Para Dana, três são os motivos por trás do aumento no valor aportado: o recebimento do auxílio emergencial; consumo reduzido durante o isolamento; e a utilização da poupança como reserva de emergência, devido aos tempos de incertezas.

Entretanto, assim como outros economistas, Dana afirma que a poupança não é uma boa opção. Junto com De Nuccio, o economista passa a explicar três motivos para não depositar na poupança.

O primeiro é a data de aniversário. Para que os ganhos sejam computados, é necessário que o valor tenha ficado “inerte” durante um ano. Dana afirma:

“Pode retirar a qualquer momento, mas também não ganha nada.”

O segundo motivo apontado é o baixo rendimento. Atualmente, o rendimento da poupança é de 70% da Selic, acrescido da taxa referencial (TR). Contudo, a TR está zerada desde setembro de 2017.

Em outras palavras, o rendimento anual da poupança é de 2,10%. Porém, o grande problema é que ele pode ser facilmente ofuscado pela inflação que, se for maior que o rendimento, significa que o investidor perdeu dinheiro.

O último ponto é o risco de crédito ou, conforme facilitado por De Nuccio, o “risco de calote da instituição”. Segundo explicado, o risco da poupança é igual ao dos CDBs e maior do que o tesouro direto.

Mas e o Bitcoin?

Considerando que um dos pontos apontados por Dana e De Nuccio para aumento de depósitos na poupança foi o recebimento do auxílio emergencial, uma comparação com as criptomoedas parece inevitável.

A primeira rodada do auxílio emergencial, de R$ 600, foi depositada em 18 de abril.

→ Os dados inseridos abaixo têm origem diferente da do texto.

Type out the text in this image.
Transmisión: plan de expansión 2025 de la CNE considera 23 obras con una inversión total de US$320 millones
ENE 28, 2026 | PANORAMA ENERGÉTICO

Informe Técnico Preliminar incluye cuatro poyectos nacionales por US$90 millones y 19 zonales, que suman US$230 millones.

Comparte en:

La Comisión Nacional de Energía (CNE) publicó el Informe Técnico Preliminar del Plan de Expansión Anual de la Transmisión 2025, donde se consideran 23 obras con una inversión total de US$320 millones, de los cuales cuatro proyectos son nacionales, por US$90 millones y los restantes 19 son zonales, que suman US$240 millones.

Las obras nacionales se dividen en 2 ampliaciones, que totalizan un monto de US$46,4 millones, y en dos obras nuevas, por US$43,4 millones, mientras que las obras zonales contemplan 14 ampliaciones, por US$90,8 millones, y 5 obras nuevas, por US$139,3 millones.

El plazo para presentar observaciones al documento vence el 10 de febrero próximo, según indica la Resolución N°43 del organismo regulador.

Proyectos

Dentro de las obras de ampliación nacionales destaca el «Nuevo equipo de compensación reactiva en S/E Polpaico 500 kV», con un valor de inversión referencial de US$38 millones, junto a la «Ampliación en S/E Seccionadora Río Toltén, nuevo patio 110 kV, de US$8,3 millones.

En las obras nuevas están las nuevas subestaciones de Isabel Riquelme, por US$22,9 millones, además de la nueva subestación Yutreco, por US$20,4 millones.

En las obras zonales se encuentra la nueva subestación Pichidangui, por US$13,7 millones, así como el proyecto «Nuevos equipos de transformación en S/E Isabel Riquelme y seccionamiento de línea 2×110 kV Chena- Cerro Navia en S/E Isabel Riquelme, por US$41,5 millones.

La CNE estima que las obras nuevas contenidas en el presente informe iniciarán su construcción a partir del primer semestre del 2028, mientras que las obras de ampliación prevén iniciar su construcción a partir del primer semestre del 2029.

À época, a cotação do dólar era de R$ 5,25.

Consequentemente, fazendo os cálculos cambiais, um Bitcoin estava cotado a cerca de R$ 38.100 – ou US$ 7.257,66. Desta forma, R$ 600 eram capazes de comprar 0,015748 BTC.

No momento da escrita desta matéria, exatamente um mês depois, o Bitcoin está cotado a R$ 55.967,39. Nesse caso, os 0,015748 BTC obtidos valeriam atualmente R$ 881,37.

Trata-se de uma valorização de quase 47%, um retorno 21 vezes maior em relação à poupança – mas conquistado em um mês.

Entretanto, há que se levar em consideração a preocupação do povo, que está guardando dinheiro em espécie em vez de investir. Isto posto, apesar da grande oportunidade de ganhos, é compreensível que o medo tenha empurrado os investimentos para a poupança.

De qualquer forma, é sempre útil não ceder às emoções e escolher com cuidado onde investir.